Gargantua fait l’objet de nombreuses légendes vers Fréhel et la baie de la Fresnaye. Dans un ouvrage de Sébillot (« Gargantua dans les traditions populaires »,1883) il est expliqué que ce célèbre colosse naquit à Plévenon. Ce récit des premières années du géant fut conté en 1880 par Rose Renaud de Saint Cast, qui le tenait de Rachel Quémat, épouse Durand, elle aussi de Saint Cast. Rose Renaud (ra)conta également que Gargantua laissa ses sabots aux gens de Plévenon et qu’il avala des navires dans la côte de cette région. Ce même livre nous révèle qu’en 1880, François Marquer (un mousse de Saint Cast alors âgé de 13 ans) expliqua que le fameux géant aurait un jour posé un pied sur le fort La Latte et l’autre pied sur Saint Malo et, penché pour se désaltérer, aurait avalé un navire de guerre. Marquer décrit une légende dans laquelle Gargantua, en revenant à Plévenon, donna ses sabots aux gens et planta sa canne non loin de la forteresse. On peut aussi y (in « Gargantua dans les traditions populaires », Sébillot,1883) lire le récit de 1880 dans lequel Marie Marquer (de Saint Cast, alors âgée de 48 ans) relate elle aussi la légendaire naissance du géant à Plévenon et dit qu’il avala des navires. Elle raconte qu’il déboisa une forêt près du fort et laissa une trace dans la roche de son coup de pied après avoir planté son bâton. Elle précise que le gigantesque bonhomme mourut trois jours plus tard. Sébillot semble suggérer que cette déforestation effectuée par Gargantua peut renvoyer à une submersion de la forêt de Scissy. Rose Renaud (cf ci-dessus) explique justement que Gargantua aurait rasé toute la forêt allant autrefois de la baie de la Fresnaye jusqu’à la forteresse de La Latte.

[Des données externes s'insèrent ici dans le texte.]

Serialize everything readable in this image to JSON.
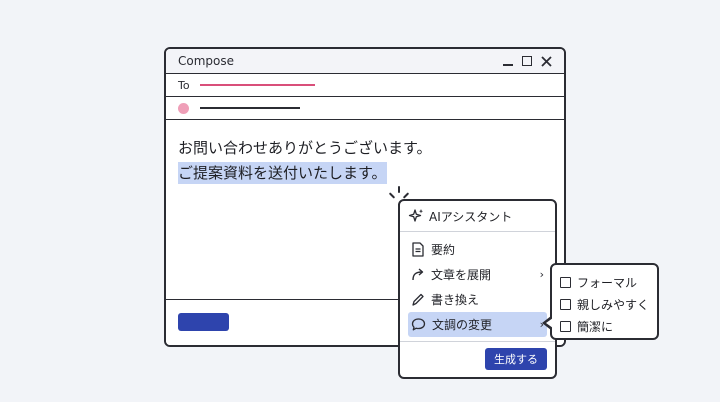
{
  "window": {
    "title": "Compose",
    "to_label": "To",
    "body_line1": "お問い合わせありがとうございます。",
    "body_line2": "ご提案資料を送付いたします。"
  },
  "ai_menu": {
    "title": "AIアシスタント",
    "items": [
      {
        "label": "要約",
        "icon": "document-icon",
        "submenu": false
      },
      {
        "label": "文章を展開",
        "icon": "forward-arrow-icon",
        "submenu": true
      },
      {
        "label": "書き換え",
        "icon": "pencil-icon",
        "submenu": false
      },
      {
        "label": "文調の変更",
        "icon": "speech-bubble-icon",
        "submenu": true,
        "active": true
      }
    ],
    "generate_label": "生成する"
  },
  "tone_submenu": {
    "items": [
      {
        "label": "フォーマル",
        "checked": false
      },
      {
        "label": "親しみやすく",
        "checked": false
      },
      {
        "label": "簡潔に",
        "checked": false
      }
    ]
  },
  "colors": {
    "accent": "#2e44ad",
    "highlight": "#c6d5f5",
    "to_underline": "#d94f7a",
    "avatar_dot": "#ef9fb8"
  }
}
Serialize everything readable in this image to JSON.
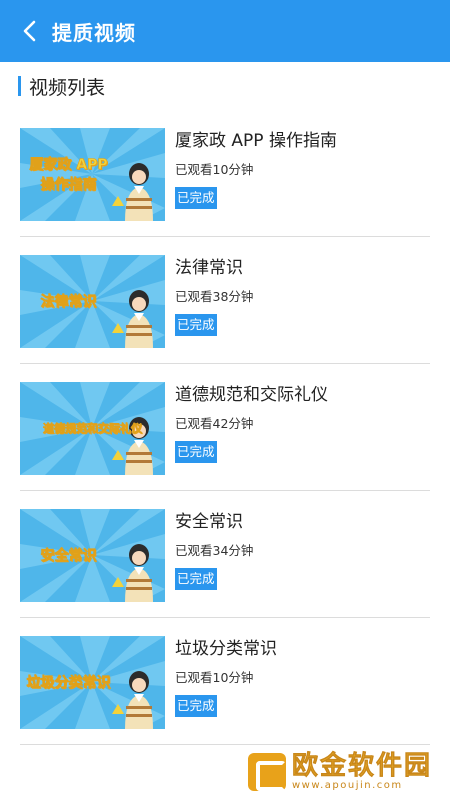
{
  "header": {
    "title": "提质视频"
  },
  "section": {
    "title": "视频列表"
  },
  "videos": [
    {
      "thumb_lines": [
        "厦家政 APP",
        "操作指南"
      ],
      "title": "厦家政 APP 操作指南",
      "watched": "已观看10分钟",
      "status": "已完成"
    },
    {
      "thumb_lines": [
        "法律常识"
      ],
      "title": "法律常识",
      "watched": "已观看38分钟",
      "status": "已完成"
    },
    {
      "thumb_lines": [
        "道德规范和交际礼仪"
      ],
      "title": "道德规范和交际礼仪",
      "watched": "已观看42分钟",
      "status": "已完成"
    },
    {
      "thumb_lines": [
        "安全常识"
      ],
      "title": "安全常识",
      "watched": "已观看34分钟",
      "status": "已完成"
    },
    {
      "thumb_lines": [
        "垃圾分类常识"
      ],
      "title": "垃圾分类常识",
      "watched": "已观看10分钟",
      "status": "已完成"
    }
  ],
  "watermark": {
    "name": "欧金软件园",
    "url": "www.apoujin.com"
  },
  "colors": {
    "primary": "#2a96ee",
    "thumb_bg": "#4fb6ea",
    "thumb_text": "#f4d23a"
  }
}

Comme vous le savez le fort La Latte répond également au nom de château de la roche Goyon. Sébillot (dans « le folklore de France, la mer ») donne plus d’une explication légendaire à l’existence de la faille faisant passer la mer entre ce roc fortifié et le continent. Il écrit d’abord qu’elle fut créée par un coup de pied donné par Gargantua, peu de temps après avoir planté son bâton en terre dans les environs. Il explique ensuite que selon une autre version, un jeune homme de Plévenon poignarda une « seraine ». Cette dernière avait voulu le toucher afin de l’emmener dans son palais magique. Elle redevint princesse humaine quand elle commença à saigner. La libération de ses prisonniers eut lieu au même moment. Elle monta sur une falaise avec eux et avec le jeune homme. L’auteur poursuit en indiquant qu’à l’emplacement correspondant désormais au deuxième pont-levis il y eut alors une rupture du morceau de terre reliant la roche au continent par une opération semblable à une coupure avec un énorme couteau et les flots rentrèrent dans la brèche.

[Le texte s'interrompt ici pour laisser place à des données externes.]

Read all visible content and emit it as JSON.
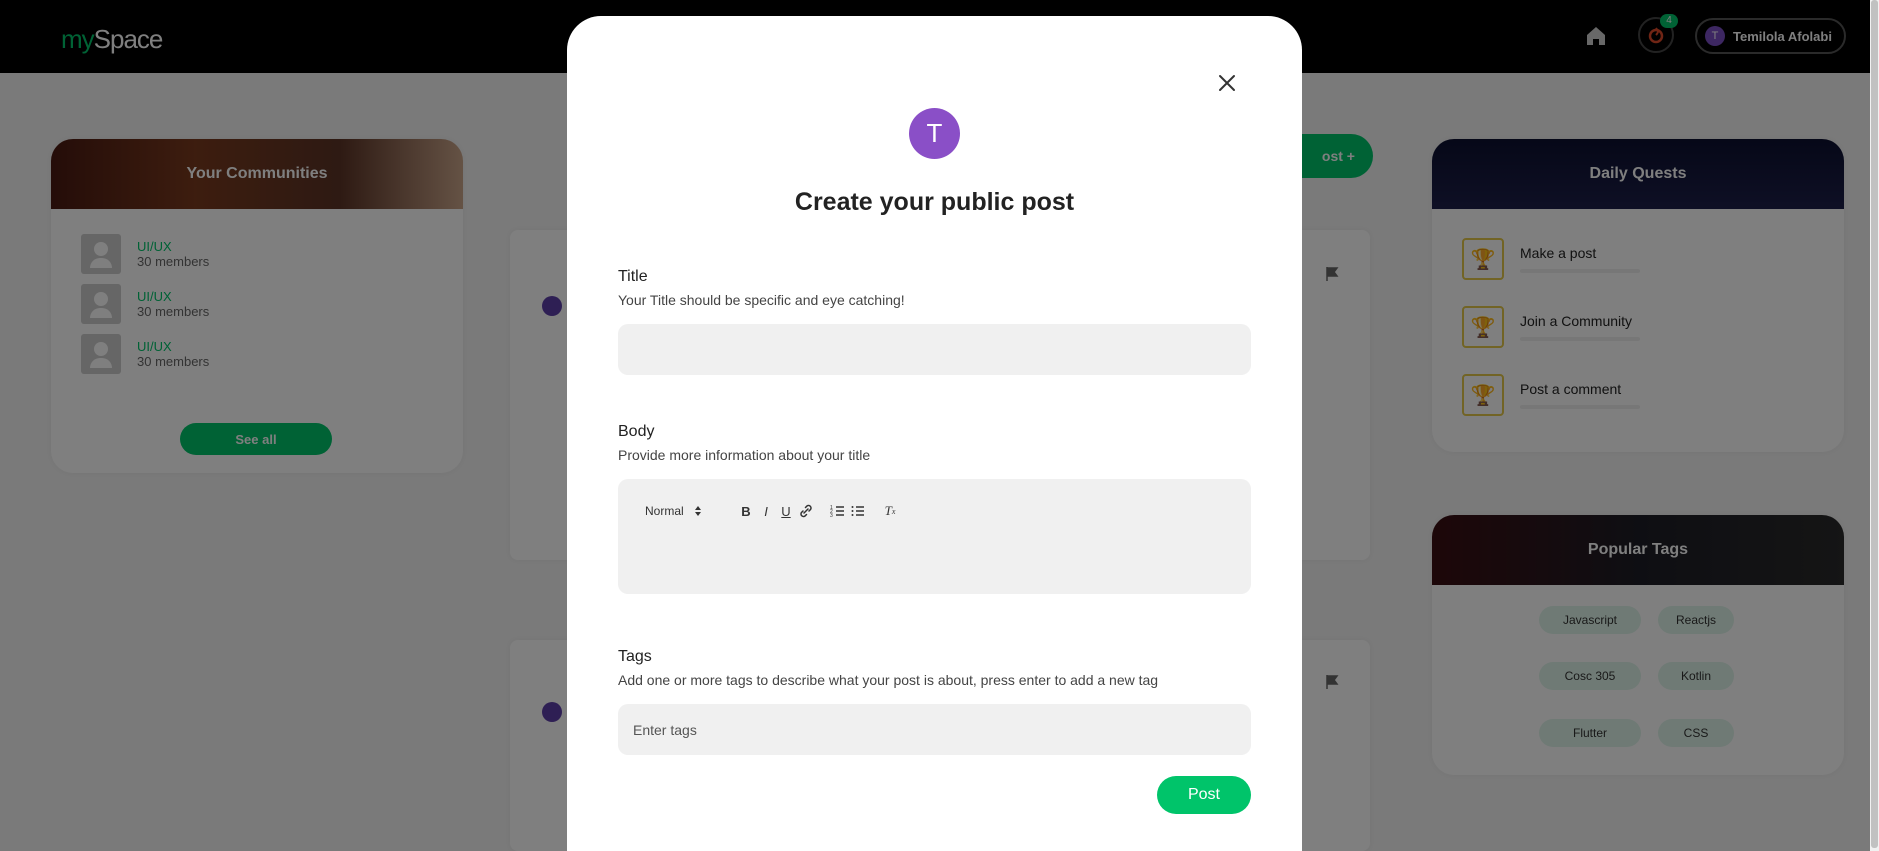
{
  "header": {
    "logo_my": "my",
    "logo_space": "Space",
    "notification_count": "4",
    "user_initial": "T",
    "user_name": "Temilola Afolabi"
  },
  "communities": {
    "title": "Your Communities",
    "items": [
      {
        "name": "UI/UX",
        "members": "30 members"
      },
      {
        "name": "UI/UX",
        "members": "30 members"
      },
      {
        "name": "UI/UX",
        "members": "30 members"
      }
    ],
    "see_all_label": "See all"
  },
  "create_post_button_label": "ost +",
  "quests": {
    "title": "Daily Quests",
    "items": [
      {
        "label": "Make a post"
      },
      {
        "label": "Join a Community"
      },
      {
        "label": "Post a comment"
      }
    ]
  },
  "popular_tags": {
    "title": "Popular Tags",
    "items": [
      "Javascript",
      "Reactjs",
      "Cosc 305",
      "Kotlin",
      "Flutter",
      "CSS"
    ]
  },
  "modal": {
    "avatar_initial": "T",
    "title": "Create your public post",
    "title_field": {
      "label": "Title",
      "hint": "Your Title should be specific and eye catching!",
      "value": ""
    },
    "body_field": {
      "label": "Body",
      "hint": "Provide more information about your title",
      "format_select": "Normal"
    },
    "tags_field": {
      "label": "Tags",
      "hint": "Add one or more tags to describe what your post is about, press enter to add a new tag",
      "placeholder": "Enter tags"
    },
    "post_button_label": "Post"
  },
  "colors": {
    "accent": "#00c46a",
    "avatar": "#8a4fc7"
  }
}
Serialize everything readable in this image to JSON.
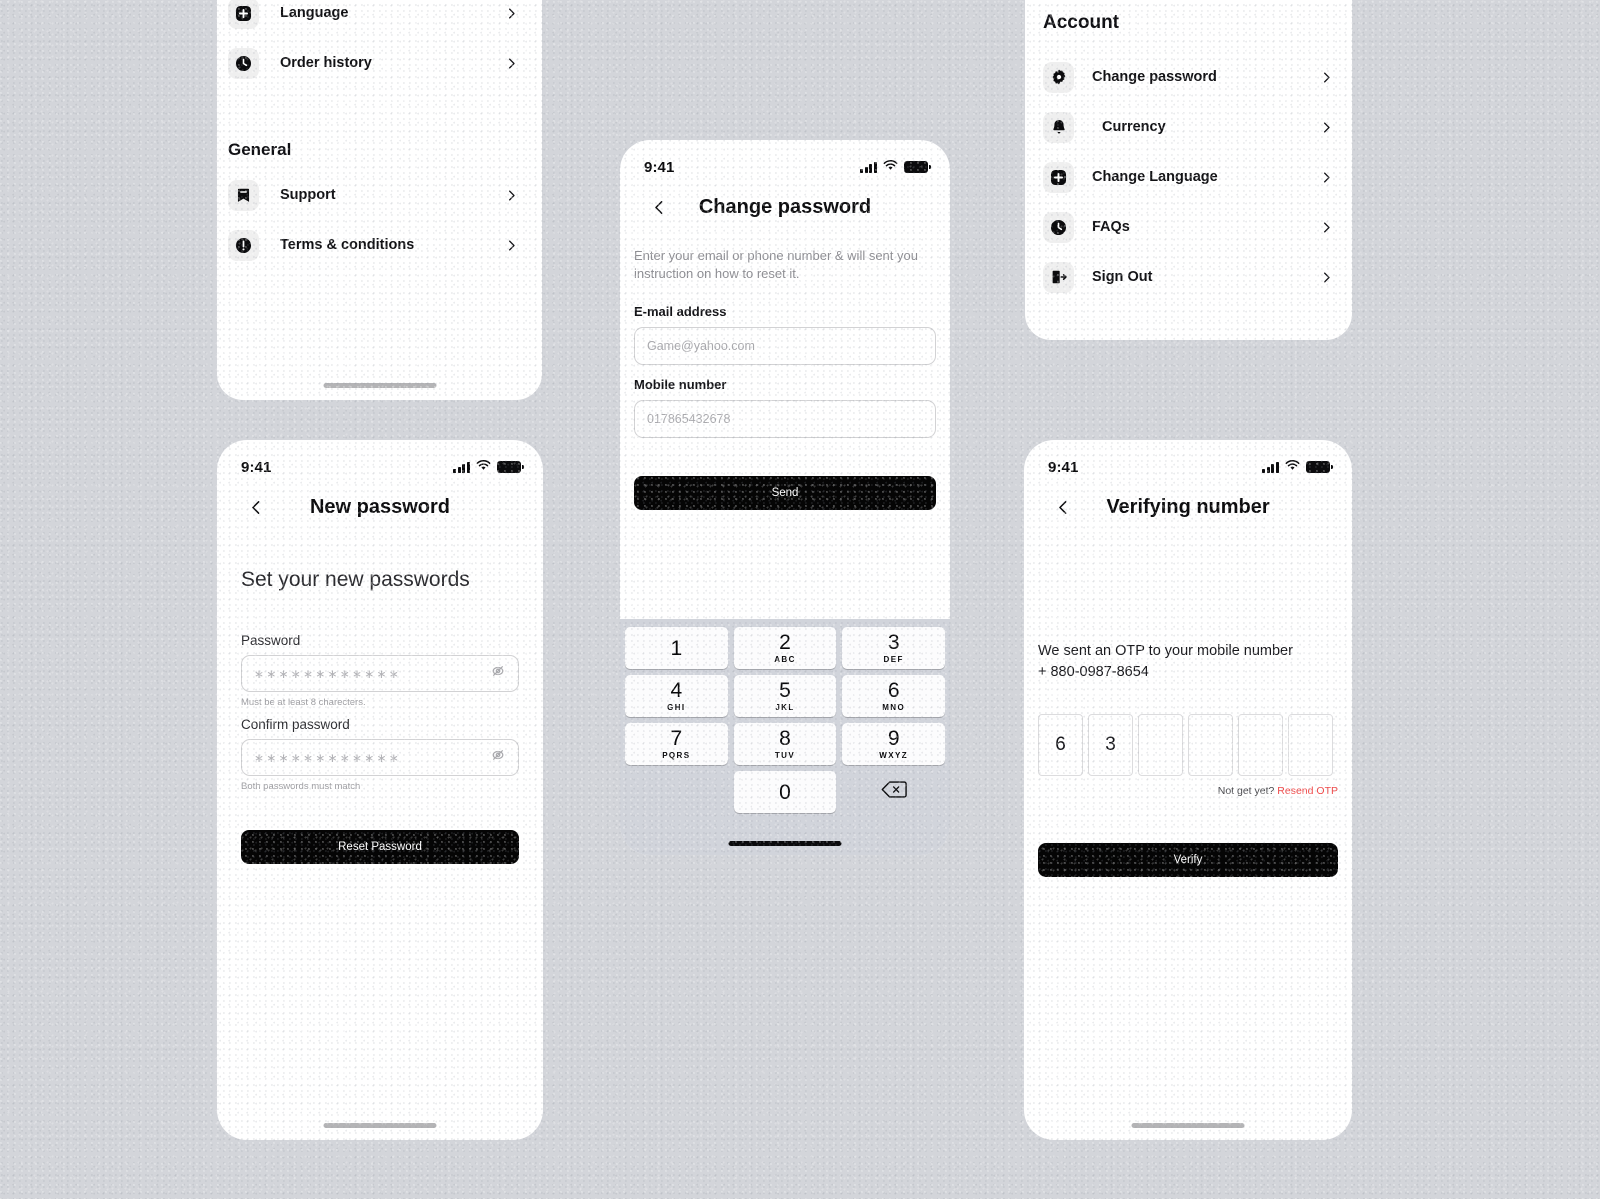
{
  "theme": {
    "background": "#d3d5da",
    "card": "#ffffff",
    "accent_dark": "#050505",
    "danger": "#f04a4a",
    "badge_bg": "#efefef",
    "keyboard_bg": "#d1d4db"
  },
  "settings_panel": {
    "top_items": [
      {
        "label": "Language",
        "icon": "plus-square-icon"
      },
      {
        "label": "Order history",
        "icon": "clock-icon"
      }
    ],
    "section_title": "General",
    "general_items": [
      {
        "label": "Support",
        "icon": "bookmark-icon"
      },
      {
        "label": "Terms & conditions",
        "icon": "alert-circle-icon"
      }
    ]
  },
  "account_panel": {
    "title": "Account",
    "items": [
      {
        "label": "Change password",
        "icon": "gear-icon"
      },
      {
        "label": "Currency",
        "icon": "bell-icon"
      },
      {
        "label": "Change Language",
        "icon": "plus-square-icon"
      },
      {
        "label": "FAQs",
        "icon": "clock-icon"
      },
      {
        "label": "Sign Out",
        "icon": "sign-out-icon"
      }
    ]
  },
  "status_bar": {
    "time": "9:41"
  },
  "change_password_screen": {
    "title": "Change password",
    "description": "Enter your email or phone number & will sent you instruction on how to reset it.",
    "email_label": "E-mail address",
    "email_placeholder": "Game@yahoo.com",
    "mobile_label": "Mobile number",
    "mobile_placeholder": "017865432678",
    "send_label": "Send",
    "keyboard": {
      "keys": [
        {
          "num": "1",
          "alpha": ""
        },
        {
          "num": "2",
          "alpha": "ABC"
        },
        {
          "num": "3",
          "alpha": "DEF"
        },
        {
          "num": "4",
          "alpha": "GHI"
        },
        {
          "num": "5",
          "alpha": "JKL"
        },
        {
          "num": "6",
          "alpha": "MNO"
        },
        {
          "num": "7",
          "alpha": "PQRS"
        },
        {
          "num": "8",
          "alpha": "TUV"
        },
        {
          "num": "9",
          "alpha": "WXYZ"
        }
      ],
      "zero": {
        "num": "0",
        "alpha": ""
      },
      "delete_icon": "backspace-icon"
    }
  },
  "new_password_screen": {
    "title": "New password",
    "heading": "Set your new passwords",
    "password_label": "Password",
    "password_value": "∗∗∗∗∗∗∗∗∗∗∗∗",
    "password_hint": "Must be at least 8 charecters.",
    "confirm_label": "Confirm password",
    "confirm_value": "∗∗∗∗∗∗∗∗∗∗∗∗",
    "confirm_hint": "Both passwords must match",
    "submit_label": "Reset Password",
    "reveal_icon": "eye-off-icon"
  },
  "verify_screen": {
    "title": "Verifying number",
    "message_line1": "We sent an OTP to your mobile number",
    "message_line2": "+ 880-0987-8654",
    "otp_digits": [
      "6",
      "3",
      "",
      "",
      "",
      ""
    ],
    "resend_prefix": "Not get yet? ",
    "resend_link": "Resend OTP",
    "verify_label": "Verify"
  }
}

En 1882, François Marquer (in « Gargantua dans les traditions populaires », Sébillot,1883) avait 15 ans et expliqua que Gargantua se rendit au fort la Latte et donna un coup de pied dans un gros roc, le choc décolla cette roche qui se retrouva séparée du continent. Le rocher fut nommé la Latte. Dans ce même ouvrage on apprend que cet épisode du géant peut renvoyer à l’épisode mythologique dans lequel Hercule aurait séparé l’Europe de l’Afrique en ouvrant la terre en deux. Marquer (ra)conta aussi la même année une autre histoire concernant le rocher de la Latte. Il tenait de Rose Renaud le récit suivant : Gargantua aurait avalé des cailloux qu’il a ensuite vomis ; ce sont des îles, dont la roche de La Latte.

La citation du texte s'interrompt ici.